Just watched an interview with one of market history’s most revered technicians, John Bollinger. His eponymous indicator, Bollinger Bands, is one of the most used technical tools across most (if not all) traded markets.

He got me thinking about my own evolution as an adviser. Back when I started (mid-80s), my mentors at the time (who were, frankly, much more about asset gathering than they were asset managing) pounded into me the notion that one should never — ever, under any circumstances — attempt to time the stock market. 


Well, of course, per the quote below, market timing means different things to different people, having been intimate with everything the market delivered over the past 35 years (which, btw, captured the greatest one-day decline in history, various currency crises, investment fund implosions, the tech bubble of the ’90s and its implosion, the Greatest Recession Since the Great Depression, and more), I now wholeheartedly reject the well-intentioned teachings of my earliest tutors. 

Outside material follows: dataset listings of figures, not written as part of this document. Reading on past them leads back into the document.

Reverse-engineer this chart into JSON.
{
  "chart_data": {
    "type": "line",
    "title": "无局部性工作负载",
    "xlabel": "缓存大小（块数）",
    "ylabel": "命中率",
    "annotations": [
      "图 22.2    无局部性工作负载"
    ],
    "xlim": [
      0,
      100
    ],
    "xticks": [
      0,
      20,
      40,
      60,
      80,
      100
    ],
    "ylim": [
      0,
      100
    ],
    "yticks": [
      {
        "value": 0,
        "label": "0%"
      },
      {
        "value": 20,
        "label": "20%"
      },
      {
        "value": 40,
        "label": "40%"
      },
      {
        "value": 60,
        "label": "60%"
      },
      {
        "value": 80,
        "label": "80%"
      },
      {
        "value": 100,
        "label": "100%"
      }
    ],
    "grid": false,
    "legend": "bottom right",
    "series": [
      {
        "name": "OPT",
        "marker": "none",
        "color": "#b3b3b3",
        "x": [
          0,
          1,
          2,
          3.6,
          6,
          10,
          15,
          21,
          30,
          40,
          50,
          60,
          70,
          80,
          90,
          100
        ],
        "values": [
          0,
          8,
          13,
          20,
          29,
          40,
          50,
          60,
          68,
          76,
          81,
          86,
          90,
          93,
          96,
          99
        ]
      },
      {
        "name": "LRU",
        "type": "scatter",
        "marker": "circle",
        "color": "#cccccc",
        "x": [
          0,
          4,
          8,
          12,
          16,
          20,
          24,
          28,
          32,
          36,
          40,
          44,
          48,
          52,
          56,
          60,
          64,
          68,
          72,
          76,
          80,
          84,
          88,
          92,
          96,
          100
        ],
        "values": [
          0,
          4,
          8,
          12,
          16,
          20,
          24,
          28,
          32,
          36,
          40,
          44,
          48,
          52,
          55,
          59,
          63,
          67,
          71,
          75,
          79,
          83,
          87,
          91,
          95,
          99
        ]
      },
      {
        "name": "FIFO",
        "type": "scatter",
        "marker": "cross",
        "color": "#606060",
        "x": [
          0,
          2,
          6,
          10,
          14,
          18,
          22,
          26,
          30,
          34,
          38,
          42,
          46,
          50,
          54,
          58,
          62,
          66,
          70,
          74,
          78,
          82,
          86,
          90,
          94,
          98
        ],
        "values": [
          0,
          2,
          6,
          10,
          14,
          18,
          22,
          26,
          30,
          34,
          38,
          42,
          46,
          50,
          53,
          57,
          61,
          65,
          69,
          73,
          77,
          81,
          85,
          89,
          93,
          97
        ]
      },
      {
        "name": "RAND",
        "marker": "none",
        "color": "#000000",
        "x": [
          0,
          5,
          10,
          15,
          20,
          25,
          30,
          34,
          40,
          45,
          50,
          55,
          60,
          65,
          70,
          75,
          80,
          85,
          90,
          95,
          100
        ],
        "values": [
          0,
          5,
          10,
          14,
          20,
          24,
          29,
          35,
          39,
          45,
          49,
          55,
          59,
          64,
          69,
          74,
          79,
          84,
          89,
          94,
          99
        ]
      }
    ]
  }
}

That is, if market timing means constantly assessing current conditions and always investing in accordance with what I view to be the present risk/reward setup, a market timer I be!


Here’s John on the topic:    emphasis mine…

… you ought to be ready to field some defense when the going gets rough; before the going gets rough that is. I think this idea that market timing is somehow not a reputable idea, I think that’s crazy. I think you have to engage in market timing, you have to recognize times when the risks are increasing and the dangers are building up; especially these days with all this indexing going on and all these securities welded together.” 

“…it’s an essential discipline. I don’t think that means that you buy 100% today and sell 100% tomorrow — which is what some people think market timing is — I think good market timers recognize when risks are increasing and some money ought to be taken off the table, or as we often say on the street, we ought to get a little closer to home.” 

And with regard to the Fed and current conditions:

“…in this last interest rate cycle, with zero interest rates, I think that don’t-fight-the-fed has been called into question pretty dramatically. We’ve found that in certain environments falling interest rates are in fact not a good scenario for stocks, and that in fact rising interest rates might be a good scenario for stocks; that’s sort of the opposite of the perceived wisdom.”

“I think these are very challenging times in which you need to look at the realities of the marketplace and keep yourself attune to them.”